The Science of Web Art, Design and Development

Internet explorer deserves graceful degradation, but nothing more

I think most good web developers know how a bad browser Internet Explorer is.

Web development has an inherent difficulty because code you write is only an outline of what you want done, an intention. Is really up to the browser what is actually going to happen.

Some browsers don’t support some features and web developers should treat this with graceful degradation. Explorer is no exception.

One of the beauties of the web is that the user is in control. Browser choice and options are there to ensure that and sites should support that.

As a web publisher one want primarily to deliver information to public, not layout. The layout is support, meant to enhance the usability of the page. Not only for eye pleasure and reinforce brand indentity.

The user should be in control

As different needs arise, the user may chose to display things in different ways and a good browser should allow them to do it.

So should the web site, this is only possible if content and presentation are well separated.

A good presentational style must, besides allowing the user to change settings on the browser, allow a page to display correctly in different browsers of different versions.

This doesn’t mean a page has to actually look and behave the same in all possible configurations, unless you really want it.

As new versions of browsers appear, improved CSS features are implemented and developers can put their hands on more tools to make better sites and a better web. In order to do that, older browsers grow obsolete.

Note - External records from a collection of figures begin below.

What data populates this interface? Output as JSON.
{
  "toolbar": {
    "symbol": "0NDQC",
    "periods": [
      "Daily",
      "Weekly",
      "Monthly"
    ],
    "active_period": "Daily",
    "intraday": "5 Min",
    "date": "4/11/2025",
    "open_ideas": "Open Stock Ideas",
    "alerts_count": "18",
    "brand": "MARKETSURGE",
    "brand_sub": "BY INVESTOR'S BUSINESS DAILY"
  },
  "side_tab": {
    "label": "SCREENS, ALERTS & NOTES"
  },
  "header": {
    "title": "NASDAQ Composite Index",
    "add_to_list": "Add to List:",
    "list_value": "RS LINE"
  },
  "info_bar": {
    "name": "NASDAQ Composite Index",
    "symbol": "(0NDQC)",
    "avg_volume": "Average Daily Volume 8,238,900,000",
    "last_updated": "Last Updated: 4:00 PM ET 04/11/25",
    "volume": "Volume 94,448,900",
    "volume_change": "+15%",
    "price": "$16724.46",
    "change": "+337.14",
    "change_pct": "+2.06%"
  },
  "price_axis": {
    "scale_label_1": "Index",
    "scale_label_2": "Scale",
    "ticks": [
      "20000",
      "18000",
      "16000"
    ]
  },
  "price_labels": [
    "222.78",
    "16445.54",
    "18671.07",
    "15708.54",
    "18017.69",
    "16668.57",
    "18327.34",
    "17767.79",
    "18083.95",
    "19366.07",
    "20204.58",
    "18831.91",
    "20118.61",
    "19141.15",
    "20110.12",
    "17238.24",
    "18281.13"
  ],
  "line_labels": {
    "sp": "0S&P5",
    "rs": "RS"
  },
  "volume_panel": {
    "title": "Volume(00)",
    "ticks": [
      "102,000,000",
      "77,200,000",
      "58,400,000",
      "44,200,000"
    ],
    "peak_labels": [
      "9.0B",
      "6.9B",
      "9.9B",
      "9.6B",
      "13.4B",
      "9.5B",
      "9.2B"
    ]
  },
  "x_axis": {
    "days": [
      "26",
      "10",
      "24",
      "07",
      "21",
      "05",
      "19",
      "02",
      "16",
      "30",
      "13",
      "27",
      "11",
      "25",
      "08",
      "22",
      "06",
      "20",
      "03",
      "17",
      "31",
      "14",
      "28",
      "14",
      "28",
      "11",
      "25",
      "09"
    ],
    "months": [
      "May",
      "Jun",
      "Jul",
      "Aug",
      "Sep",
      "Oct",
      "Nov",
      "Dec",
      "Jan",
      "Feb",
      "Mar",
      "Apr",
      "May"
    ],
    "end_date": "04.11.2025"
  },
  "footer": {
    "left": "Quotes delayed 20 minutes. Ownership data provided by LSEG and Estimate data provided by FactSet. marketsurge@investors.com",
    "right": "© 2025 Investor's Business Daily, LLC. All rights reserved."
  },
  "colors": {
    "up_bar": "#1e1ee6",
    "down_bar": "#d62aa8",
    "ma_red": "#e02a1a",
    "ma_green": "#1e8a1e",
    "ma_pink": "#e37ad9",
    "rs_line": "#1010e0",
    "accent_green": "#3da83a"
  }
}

Because a page strongly relies on the browser, it is not a good idea to build pages that only work on the state-of-the-art browsers and brake elsewhere, but because people are free to chose the browser they want, one should consider this people as public as well.

We have to move forward and use handful and beautiful resources on the web, but we can’t afford to let the site break on less capable browsers. Instead, graceful degradation should be considered, so a page can work on less capable browsers with reduced features, but without breaking.

Should the page look identical on all browser on earth?

Coke and Pepsi come in several sizes and shapes without breaking identity, why should all sites look identical in every possible browser and version.

A page will only look and behave identically in all kinds and versions of browsers if is very simple one. We really need to consider on each case if this is really necessary.

There must be a hundred lousy browsers out there that we never even hear about, and mostly, wed developers don’t care about them, because it is their responsibility to implement the right features and provide gracefull degradation for the ones they don’t.

Treating such browsers as a first class citizens and limiting work by them will only limit the growth of nice work on the web.

Furthermore, will any state-of-the-art browser development team care to implement more advanced features of CSS 2.1 and CSS 3.0 if they think nobody is going to use them? I guess they’ll turn their attention to something else.

The widespread unuse of advanced features prevents the web from advance further, even on the best browsers around.

Gracefully degrade in all cases, no exceptions

Among theses hundreds of lousy browsers there is one that is known for everyone and his brother: Internet Explorer.

Internet Explorer is not only very limited in CSS features, but also, has bugs galore on the ones that are implemented.

But the real problem is that IE is used by an obscene amount of people, that are unaware of the massive amount of problems this browser causes.

If you tell unaware IE users about it, it is very likely that they say: “well, it works just fine for me!”. And it does! Because any conscious web developer knows these users can’t be ignored.

In the last years, however, microsoft has lost some strength.

Microsoft is still a massive power driving our geeky world, but Google and Apple have taken a good slice of its domain and several not-so-big projects gained notoriety among people on certain niches.

I don’t think Microsoft is going to ever get out of business, not in my lifetime anyway, but I think is time to consider IE as, just another piece of lousy software, and start to move forward faster and don’t wait microsoft blessing to use advanced CSS features.

It is still necessary to care for IE users and workarounds should be enforced.

But keeping brilliant people on the web development industry spending time to fully support IE6 (and bugs remaining in IE7, for that matter) is just a waste of precious possibilities of improovement on the web.

Treat unsupported and broken stuff with graceful degradation, instead of hacks and tricks.

It doesn’t seem that there is anything that can be done to make Microsoft work on behalf of community and stop trying to take over the world and impose their sub-optimal standards.

But I think is time to gradually move to treat IE bugs as cases for graceful degradation, and let them fall behind and live into obsolescency, just like happened with IE for MacOS, that failed miserably because very few Mac users would stick to this idea.

Perhaps the next time you tell a friend how much IE sucks, she will tell you:

You may be right, my favourite page looks gorgeous on other browsers”.